Ma mère et moi récoltions correctes notes : elle m'aidait à émailler mes rédactions d'exemples venus de sa vie, surtout quand il s'agissait d'évoquer les animaux, la vie à la campagne, ou les époques troublées qu'elle avait vécues.

Nous avons ainsi toutes les deux, pendant toute l'école primaire, honoré les commandes qui nous étaient faîtes : elle me prêtait ses mots, les animaux familiers qu' on nous demandait de décrire portaient le nom de ceux de son enfance à la campagne. En échange de cela, ma mère se rappelait avec délice qu'elle avait été "bonne élève".

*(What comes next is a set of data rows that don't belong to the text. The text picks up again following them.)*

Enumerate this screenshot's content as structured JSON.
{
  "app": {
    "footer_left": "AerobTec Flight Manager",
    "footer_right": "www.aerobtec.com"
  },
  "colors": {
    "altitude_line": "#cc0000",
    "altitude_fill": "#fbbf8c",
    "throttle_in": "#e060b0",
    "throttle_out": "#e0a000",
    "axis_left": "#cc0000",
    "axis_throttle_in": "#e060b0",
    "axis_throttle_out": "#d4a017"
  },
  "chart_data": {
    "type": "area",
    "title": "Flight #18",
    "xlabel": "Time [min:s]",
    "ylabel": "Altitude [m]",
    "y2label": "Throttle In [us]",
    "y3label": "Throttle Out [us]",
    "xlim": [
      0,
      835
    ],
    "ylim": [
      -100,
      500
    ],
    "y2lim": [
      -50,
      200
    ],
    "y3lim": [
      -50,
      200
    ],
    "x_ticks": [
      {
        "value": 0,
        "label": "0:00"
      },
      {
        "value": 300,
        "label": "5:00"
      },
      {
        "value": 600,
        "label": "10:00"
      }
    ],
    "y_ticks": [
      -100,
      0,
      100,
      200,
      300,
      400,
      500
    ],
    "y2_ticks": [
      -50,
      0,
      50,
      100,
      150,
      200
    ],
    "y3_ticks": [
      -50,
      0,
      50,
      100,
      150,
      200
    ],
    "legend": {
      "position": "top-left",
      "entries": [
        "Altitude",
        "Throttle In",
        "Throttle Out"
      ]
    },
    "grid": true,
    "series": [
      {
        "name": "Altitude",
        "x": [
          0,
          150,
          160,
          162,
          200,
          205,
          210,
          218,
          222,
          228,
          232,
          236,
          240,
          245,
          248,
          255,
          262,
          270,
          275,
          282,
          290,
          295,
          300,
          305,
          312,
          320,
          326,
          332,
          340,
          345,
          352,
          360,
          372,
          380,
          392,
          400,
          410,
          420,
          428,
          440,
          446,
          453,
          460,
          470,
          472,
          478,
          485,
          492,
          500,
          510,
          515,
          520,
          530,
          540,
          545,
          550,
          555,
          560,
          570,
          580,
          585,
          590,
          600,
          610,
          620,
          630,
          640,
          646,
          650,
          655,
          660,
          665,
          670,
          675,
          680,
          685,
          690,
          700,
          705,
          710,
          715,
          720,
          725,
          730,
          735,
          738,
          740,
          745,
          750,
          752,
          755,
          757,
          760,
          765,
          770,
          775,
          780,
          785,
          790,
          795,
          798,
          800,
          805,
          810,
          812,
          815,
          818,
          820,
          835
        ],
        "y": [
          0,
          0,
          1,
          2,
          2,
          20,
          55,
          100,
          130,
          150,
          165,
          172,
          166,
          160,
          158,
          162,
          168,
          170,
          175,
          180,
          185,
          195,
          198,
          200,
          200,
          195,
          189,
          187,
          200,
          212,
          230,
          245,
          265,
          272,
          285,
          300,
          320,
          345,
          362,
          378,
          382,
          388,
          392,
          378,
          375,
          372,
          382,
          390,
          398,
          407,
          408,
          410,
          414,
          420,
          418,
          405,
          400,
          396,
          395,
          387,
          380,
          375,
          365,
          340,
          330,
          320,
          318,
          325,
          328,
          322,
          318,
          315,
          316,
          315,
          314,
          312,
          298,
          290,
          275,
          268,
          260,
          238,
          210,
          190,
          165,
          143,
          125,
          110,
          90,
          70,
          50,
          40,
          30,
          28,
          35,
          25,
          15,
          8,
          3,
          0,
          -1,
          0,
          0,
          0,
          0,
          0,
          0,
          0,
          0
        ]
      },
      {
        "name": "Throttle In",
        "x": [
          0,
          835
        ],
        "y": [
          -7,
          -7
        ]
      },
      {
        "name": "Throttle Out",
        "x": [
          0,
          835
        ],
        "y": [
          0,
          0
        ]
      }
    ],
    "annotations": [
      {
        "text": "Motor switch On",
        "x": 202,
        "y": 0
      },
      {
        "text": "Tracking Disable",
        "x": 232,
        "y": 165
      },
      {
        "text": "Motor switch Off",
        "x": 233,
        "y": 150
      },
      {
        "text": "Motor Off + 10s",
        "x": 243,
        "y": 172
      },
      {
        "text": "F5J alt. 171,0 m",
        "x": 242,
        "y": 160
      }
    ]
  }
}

Au collège, l'exil fut terrible... Je me retrouvais seule le soir, avec la pauvreté de mes mots à offrir à l'exigence professorale... Ma mère ne m'accompagnait plus : elle avait déclaré forfait . Je surfais héroïquement sur une moyenne difficile. Je m'efforçais de ramer dans le sens du courant, n'y arrivant que peu, et tentais de reproduire le modèle d'écriture que les profs attendaient. Ceux-ci d'ailleurs, pour la plupart, ne nous l'expliquait qu'après,

alors que déjà, nous avions tous, en partie, raté notre "représentation " scripturale.

Et puis, une année, ce fut en troisième, ma famille et moi venions de regagner la Bretagne, patrie de ma mère. Au collège d'Hennebont, beaucoup de mes amis avaient un père vivant les derniers soubresauts de la dure bataille des forges de Lochrist. Nous vivions à l'heure des grèves et des ultimes manifestations, route de Lorient. Cette année-là un prof de français, habité par l'écriture, comme si elle avait été salvatrice, ouvrit, pour certains

d'entre nous, une fenêtre sur ce que nous n'avions jamais envisagé que puisse traduire l'écriture : la démarche authentique d'êtres se livrant et qui écrivent pour être lus, dits, théâtralisés, interrogés, réfutés, interprétés, contestés, libérés ... Démarche humaine d'autant plus captivante qu'elle engendre chez celui qui reçoit l'écrit, un formidable travail de la pensée.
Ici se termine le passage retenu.